We read bits from Isaiah 2, and I asked them what they thought those words meant.
While the three year old became absorbed in playing with the water in his cup, the girls offered their insights into peace, explaining that peace means “sharing” and “helping others”. Then their attention turned again to the candles, and they eagerly asked if it was time to light them yet.
We didn’t stop to expound the definition of peace. If we had, I wouldn’t have thought to have used “sharing” and “helping others” in my explanation. I would have talked about everyone living in right relationships with each other, about wholeness and safety and things being the way they were created to be. I would have talked about how peace isn’t just the absence of violence, but about flourishing.
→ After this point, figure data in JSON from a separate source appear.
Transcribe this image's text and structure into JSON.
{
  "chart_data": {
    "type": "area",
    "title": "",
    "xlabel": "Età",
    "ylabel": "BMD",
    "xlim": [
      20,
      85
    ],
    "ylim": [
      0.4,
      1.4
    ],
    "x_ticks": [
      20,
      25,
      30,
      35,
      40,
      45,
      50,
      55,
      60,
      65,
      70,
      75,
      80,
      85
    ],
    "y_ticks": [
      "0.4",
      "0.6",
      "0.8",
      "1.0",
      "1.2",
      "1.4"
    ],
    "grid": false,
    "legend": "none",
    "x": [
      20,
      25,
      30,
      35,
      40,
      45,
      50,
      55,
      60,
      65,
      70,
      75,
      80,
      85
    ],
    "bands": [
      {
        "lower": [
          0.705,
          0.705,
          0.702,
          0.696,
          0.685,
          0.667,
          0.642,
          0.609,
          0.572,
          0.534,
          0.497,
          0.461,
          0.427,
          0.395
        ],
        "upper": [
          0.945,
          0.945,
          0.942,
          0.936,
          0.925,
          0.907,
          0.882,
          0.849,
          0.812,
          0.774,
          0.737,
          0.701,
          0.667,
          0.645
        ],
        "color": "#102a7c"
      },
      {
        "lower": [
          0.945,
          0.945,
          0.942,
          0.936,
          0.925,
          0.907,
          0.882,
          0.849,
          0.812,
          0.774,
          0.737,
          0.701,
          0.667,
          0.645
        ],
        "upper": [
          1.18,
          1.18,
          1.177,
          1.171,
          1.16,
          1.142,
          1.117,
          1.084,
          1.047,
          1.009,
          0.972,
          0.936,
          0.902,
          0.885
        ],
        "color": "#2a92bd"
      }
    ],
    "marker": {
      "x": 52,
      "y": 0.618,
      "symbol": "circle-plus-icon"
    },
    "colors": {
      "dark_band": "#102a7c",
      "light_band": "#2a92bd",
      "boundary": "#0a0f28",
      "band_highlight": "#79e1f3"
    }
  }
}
We didn’t get there. And the more I’ve thought about it, the more I think my kids might be onto something. They chose action words. They picked things that they can do each day in their own little worlds to be peacemakers. They can share and help others, and, in living that way, they will lean into peace because they will start to see more and more the needs and stories of others.
I wonder if we would be closer to peace if we practiced things like sharing and helping others more often.
It’s hard to write about peace these days, when peace feels so foreign, so elusive. To speak of peace feels a bit naïve to anyone who has watched the news in the past week or month or year.
And yet, most of us long for it: we long for a day when swords will be beaten into plowshares, we long for this promise of peace that God’s word proclaims. We pray, with heavy hearts and tears in our eyes, that Christ would come and bring His peace.
And while we wait, we can live as peacemakers, sharing and helping and seeking the wellbeing of others. We can choose to act, in ways small and large, rather than to sit by and wish that things were different.
So today, I pray with St. Francis,
Lord, make me an instrument of Your peace. Where there is hatred, let me sow love; where there is injury, pardon; where there is doubt, faith; where there is despair, hope; where there is darkness, light; where there is sadness, joy.
O, Divine Master, grant that I may not so much seek to be consoled as to console; to be understood as to understand; to be loved as to love; For it is in giving that we receive; it is in pardoning that we are pardoned; it is in dying that we are born again to eternal life.